B.- Perrin a intenté une action en libération de dette, dont Pagnod requit le rejet. Le 26 janvier 1965, la Cour de justice du canton de Genève a confirmé le jugement de première instance, rendu le 9 avril 1964, et débouté le demandeur.
C.- Agissant par la voie du recours en réforme, Perrin prie le Tribunal fédéral de réformer cet arrêt; il persiste dans sa conclusion libératoire. L'intimé propose le rejet du recours.
Erwägungen
Considérant en droit:
1. L'aval doit indiquer pour le compte de qui il est donné. A défaut de cette indication, il est réputé donné pour le tireur (art. 1021 al. 4
CO). Le recourant soutient que l'indication fait défaut en l'espèce.
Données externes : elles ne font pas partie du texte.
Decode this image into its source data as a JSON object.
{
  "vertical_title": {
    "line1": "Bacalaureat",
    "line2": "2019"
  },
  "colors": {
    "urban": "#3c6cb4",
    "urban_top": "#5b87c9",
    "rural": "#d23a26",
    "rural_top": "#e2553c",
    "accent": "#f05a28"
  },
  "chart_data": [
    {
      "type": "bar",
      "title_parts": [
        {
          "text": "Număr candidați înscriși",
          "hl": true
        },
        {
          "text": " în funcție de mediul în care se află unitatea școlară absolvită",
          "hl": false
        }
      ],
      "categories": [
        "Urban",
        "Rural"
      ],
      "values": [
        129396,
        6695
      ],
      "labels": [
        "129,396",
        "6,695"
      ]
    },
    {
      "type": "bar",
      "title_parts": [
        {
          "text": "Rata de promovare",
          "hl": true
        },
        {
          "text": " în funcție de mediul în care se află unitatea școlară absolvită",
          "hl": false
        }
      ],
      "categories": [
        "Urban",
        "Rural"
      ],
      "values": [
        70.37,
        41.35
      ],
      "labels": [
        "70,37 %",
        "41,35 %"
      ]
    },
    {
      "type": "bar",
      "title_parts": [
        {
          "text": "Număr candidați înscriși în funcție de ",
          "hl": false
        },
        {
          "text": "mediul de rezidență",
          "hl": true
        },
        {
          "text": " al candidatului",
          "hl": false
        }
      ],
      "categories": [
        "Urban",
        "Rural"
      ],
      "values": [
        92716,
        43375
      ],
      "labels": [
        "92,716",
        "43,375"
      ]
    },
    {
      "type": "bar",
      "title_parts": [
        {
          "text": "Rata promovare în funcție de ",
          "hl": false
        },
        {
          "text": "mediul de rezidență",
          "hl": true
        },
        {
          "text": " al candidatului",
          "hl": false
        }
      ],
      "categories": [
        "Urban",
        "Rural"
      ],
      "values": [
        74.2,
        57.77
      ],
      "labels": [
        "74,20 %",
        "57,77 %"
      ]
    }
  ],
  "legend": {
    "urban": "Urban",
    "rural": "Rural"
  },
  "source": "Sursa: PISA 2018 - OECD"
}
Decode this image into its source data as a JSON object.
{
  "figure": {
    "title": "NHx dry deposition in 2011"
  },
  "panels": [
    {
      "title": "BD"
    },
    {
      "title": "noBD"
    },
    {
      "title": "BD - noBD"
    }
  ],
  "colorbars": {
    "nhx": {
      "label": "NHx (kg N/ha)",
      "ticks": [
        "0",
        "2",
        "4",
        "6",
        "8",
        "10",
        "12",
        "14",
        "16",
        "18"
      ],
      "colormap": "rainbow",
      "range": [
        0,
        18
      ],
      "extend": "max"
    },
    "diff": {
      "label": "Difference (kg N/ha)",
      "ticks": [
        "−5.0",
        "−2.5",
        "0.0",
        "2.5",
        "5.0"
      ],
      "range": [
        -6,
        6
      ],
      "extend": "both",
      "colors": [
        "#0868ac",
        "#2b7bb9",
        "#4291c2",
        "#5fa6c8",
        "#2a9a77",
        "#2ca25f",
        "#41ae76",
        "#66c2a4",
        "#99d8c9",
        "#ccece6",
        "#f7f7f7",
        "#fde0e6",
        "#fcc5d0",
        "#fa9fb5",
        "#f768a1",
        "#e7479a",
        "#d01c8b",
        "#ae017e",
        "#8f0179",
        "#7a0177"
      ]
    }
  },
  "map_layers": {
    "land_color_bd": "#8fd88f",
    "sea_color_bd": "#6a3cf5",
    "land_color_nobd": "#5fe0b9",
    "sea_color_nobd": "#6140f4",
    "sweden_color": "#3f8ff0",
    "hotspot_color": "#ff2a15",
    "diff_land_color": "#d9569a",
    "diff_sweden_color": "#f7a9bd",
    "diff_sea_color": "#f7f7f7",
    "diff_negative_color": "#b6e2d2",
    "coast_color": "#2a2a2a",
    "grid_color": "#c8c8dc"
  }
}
La jurisprudence toutefois n'exige pas une désignation expresse; il suffit que l'on puisse déduire sans équivoque, d'indices intrinsèques à la lettre de change, en faveur de qui l'aval est donné; il en est ainsi lorsque la déclaration suit immédiatement la signature de la personne cautionnée (RO 77 II 250; 83 II 211). Certes, la question est controversée. Mais le premier arrêt cité ne l'ignorait pas et le second connaît la doctrine publiée dans l'intervalle, notamment la critique de CARRY (Mélanges Sauser-Hall, p. 197). Il est d'autant moins indiqué de modifier la jurisprudence que la pratique cambiaire s'y est conformée: la sécurité juridique ajoute son poids à celui des arguments qui ont déterminé le choix en 1951. Aucune équivoque n'est possible en l'espèce. Les acceptations sont à leur place usuelle, sur la partie gauche et en travers du recto de l'effet. Immédiatement en dessous figurent les déclarations
BGE 91 II 108 S. 110
d'aval, qui émanent des administrateurs de Frigo-Calor SA, l'accepteur. Il suit de là clairement, à la simple lecture, que les donneurs d'aval ont manifesté la volonté de garantir personnellement l'acceptation de la société.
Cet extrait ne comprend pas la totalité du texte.